The East India Company were by the mid-18th century effectively in control of most of India; but its administrators generally showed little concern for the welfare of the Indian people, nor were they interested in India’s culture or scholarship. As merchants their primary concern was profit; so they were happy to just trade with the various Indian rulers, and leave them largely still in control of the areas they ruled.

Unfortunately the East India Company proved to be both inefficient and corrupt, and in the 1850s the Crown took the control of India entirely away from them; beginning the British Raj that was to rule India until 1947. The Company had run India through three regional Presidencies, each of which had its own standing army.
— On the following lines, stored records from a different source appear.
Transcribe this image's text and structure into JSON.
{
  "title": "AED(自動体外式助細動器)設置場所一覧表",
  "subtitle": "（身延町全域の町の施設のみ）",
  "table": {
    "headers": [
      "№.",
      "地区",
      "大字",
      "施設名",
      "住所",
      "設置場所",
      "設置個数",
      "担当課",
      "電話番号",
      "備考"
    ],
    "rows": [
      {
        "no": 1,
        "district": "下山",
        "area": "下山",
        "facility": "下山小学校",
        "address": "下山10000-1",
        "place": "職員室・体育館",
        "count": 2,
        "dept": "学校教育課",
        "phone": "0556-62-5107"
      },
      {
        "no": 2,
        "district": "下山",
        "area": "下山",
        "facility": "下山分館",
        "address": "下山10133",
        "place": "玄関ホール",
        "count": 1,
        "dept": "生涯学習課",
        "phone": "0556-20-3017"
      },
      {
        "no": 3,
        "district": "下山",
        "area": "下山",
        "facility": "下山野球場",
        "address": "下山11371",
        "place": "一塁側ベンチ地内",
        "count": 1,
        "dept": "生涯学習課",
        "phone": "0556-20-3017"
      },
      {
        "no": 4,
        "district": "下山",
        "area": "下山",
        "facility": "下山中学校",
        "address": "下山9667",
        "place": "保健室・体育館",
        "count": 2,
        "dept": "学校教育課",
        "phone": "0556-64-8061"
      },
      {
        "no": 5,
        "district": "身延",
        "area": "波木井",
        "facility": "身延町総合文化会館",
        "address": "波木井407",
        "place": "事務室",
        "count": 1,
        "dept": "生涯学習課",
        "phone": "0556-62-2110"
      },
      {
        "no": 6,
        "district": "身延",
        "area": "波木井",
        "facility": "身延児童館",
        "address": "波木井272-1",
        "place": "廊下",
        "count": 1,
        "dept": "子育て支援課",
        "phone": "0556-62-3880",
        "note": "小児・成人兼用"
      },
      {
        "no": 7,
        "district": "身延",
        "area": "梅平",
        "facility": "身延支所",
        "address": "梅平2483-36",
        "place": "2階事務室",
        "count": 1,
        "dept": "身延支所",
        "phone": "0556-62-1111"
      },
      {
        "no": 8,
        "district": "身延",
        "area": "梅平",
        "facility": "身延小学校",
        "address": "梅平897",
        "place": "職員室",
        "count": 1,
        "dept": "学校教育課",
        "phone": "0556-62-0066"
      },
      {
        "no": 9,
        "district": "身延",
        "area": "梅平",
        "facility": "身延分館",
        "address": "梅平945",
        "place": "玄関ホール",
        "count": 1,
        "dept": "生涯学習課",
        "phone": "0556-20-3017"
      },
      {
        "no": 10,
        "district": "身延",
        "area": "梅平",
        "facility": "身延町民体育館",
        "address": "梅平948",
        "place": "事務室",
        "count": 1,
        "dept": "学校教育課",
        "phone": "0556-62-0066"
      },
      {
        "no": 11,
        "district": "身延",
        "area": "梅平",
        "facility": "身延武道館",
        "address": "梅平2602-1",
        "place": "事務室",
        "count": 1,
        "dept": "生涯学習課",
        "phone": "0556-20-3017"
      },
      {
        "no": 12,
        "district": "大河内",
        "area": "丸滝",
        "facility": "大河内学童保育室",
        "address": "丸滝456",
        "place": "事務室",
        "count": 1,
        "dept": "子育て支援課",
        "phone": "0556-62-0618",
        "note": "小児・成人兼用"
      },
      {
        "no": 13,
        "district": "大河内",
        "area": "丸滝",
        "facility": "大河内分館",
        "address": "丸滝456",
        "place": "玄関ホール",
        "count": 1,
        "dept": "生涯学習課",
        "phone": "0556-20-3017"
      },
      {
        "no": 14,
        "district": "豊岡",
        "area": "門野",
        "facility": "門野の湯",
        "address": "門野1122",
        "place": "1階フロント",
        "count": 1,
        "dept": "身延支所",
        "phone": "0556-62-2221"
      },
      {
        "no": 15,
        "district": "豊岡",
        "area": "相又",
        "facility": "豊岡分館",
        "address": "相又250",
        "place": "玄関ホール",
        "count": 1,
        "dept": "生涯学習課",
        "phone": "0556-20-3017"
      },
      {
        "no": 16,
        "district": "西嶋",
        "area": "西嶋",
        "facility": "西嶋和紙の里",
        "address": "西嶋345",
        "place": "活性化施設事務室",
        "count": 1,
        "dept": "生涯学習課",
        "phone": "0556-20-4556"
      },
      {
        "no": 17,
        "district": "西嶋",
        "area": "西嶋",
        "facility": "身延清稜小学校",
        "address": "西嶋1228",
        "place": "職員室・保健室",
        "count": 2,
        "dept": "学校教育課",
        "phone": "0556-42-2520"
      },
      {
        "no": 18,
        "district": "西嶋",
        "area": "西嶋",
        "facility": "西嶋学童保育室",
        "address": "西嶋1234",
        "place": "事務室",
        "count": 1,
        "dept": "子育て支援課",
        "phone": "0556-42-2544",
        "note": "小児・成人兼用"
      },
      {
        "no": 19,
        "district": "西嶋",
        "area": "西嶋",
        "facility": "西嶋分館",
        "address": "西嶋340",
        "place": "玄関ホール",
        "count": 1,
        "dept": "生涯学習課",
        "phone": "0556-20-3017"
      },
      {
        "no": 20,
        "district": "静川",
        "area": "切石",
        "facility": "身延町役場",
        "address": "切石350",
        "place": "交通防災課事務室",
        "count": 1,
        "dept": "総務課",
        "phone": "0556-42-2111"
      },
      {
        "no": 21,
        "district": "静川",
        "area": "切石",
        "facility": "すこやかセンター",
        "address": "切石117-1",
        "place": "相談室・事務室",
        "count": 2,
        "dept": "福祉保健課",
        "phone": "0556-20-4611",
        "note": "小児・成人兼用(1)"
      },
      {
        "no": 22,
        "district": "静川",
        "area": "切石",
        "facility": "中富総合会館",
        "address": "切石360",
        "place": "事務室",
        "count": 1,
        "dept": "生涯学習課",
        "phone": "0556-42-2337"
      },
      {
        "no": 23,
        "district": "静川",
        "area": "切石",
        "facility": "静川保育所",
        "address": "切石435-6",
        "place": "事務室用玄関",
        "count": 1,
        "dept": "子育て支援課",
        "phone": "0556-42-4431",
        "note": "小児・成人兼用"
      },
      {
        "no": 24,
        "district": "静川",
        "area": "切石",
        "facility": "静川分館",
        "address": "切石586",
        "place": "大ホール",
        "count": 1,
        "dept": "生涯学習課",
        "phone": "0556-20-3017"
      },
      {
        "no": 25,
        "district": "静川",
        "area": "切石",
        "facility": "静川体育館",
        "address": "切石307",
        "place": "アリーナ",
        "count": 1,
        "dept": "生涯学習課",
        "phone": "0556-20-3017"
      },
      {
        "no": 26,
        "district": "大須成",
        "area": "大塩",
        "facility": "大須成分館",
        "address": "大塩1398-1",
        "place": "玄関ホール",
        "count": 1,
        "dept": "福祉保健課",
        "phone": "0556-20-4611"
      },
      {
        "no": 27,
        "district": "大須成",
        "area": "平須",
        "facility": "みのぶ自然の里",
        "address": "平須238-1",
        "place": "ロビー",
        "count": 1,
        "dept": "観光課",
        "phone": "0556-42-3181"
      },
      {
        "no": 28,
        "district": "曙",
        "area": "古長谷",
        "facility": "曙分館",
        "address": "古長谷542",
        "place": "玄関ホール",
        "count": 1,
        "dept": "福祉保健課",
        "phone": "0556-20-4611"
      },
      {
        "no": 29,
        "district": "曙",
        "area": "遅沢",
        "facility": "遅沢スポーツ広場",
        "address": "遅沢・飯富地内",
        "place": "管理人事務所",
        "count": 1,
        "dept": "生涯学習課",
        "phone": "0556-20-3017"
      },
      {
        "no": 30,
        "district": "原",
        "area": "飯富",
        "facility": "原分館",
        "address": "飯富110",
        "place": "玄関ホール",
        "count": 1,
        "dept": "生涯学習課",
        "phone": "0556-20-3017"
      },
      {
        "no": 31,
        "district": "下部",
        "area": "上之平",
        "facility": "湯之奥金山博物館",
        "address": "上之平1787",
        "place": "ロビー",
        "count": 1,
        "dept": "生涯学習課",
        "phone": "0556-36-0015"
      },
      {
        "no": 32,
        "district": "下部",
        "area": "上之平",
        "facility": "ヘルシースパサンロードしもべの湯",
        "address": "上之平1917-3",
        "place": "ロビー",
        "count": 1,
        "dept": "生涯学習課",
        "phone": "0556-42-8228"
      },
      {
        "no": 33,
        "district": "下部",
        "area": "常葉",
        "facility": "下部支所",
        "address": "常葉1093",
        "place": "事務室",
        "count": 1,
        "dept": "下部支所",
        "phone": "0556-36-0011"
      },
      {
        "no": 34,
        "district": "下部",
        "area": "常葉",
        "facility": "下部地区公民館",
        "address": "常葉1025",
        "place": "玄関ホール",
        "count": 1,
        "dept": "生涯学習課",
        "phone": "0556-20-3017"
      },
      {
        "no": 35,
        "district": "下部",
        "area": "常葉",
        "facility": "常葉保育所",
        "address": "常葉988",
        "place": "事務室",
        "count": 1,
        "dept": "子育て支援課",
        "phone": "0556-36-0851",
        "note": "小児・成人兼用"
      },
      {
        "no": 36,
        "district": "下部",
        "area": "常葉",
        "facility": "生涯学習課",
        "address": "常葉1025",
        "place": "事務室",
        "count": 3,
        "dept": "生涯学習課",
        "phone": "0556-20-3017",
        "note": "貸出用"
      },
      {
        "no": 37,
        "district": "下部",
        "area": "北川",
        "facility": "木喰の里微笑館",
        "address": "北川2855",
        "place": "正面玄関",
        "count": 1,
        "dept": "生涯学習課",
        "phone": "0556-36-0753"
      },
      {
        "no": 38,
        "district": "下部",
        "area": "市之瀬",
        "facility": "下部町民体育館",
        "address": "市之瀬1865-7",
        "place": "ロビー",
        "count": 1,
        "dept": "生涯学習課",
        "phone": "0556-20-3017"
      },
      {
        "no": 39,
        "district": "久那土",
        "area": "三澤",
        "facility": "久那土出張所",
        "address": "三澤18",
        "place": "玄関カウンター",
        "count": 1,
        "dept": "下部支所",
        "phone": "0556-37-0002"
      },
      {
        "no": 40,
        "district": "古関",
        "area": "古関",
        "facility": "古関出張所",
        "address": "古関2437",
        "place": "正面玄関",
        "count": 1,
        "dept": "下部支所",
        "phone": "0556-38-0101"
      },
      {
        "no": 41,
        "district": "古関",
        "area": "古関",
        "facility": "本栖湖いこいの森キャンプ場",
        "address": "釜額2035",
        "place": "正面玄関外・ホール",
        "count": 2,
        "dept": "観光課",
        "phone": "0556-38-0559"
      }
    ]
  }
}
The Raj reorganised these armies into a single British Indian Army, whose personnel would play an important role in managing India’s military and civil affairs.
British ‘know-how’ and ‘best practice’ were seen as the answer to India’s undoubted economic and social problems; and the new administrators sought to push ahead with sweeping changes, imposing western values and ideas whatever the impact on India’s traditional culture and rural economy. India’s infrastructure was also modernised with new roads, railways, and canals; and the engineers of the British Indian Army would be heavily involved in their construction.
Unlike the East India Company the Raj would encourage closer relationships between the British and Indian communities, so native Indians did begin to have a greater voice in their country’s affairs. They still had little real power; but a new English educated Indian middle class began to develop, and they were to play a key role in India’s campaign for independence.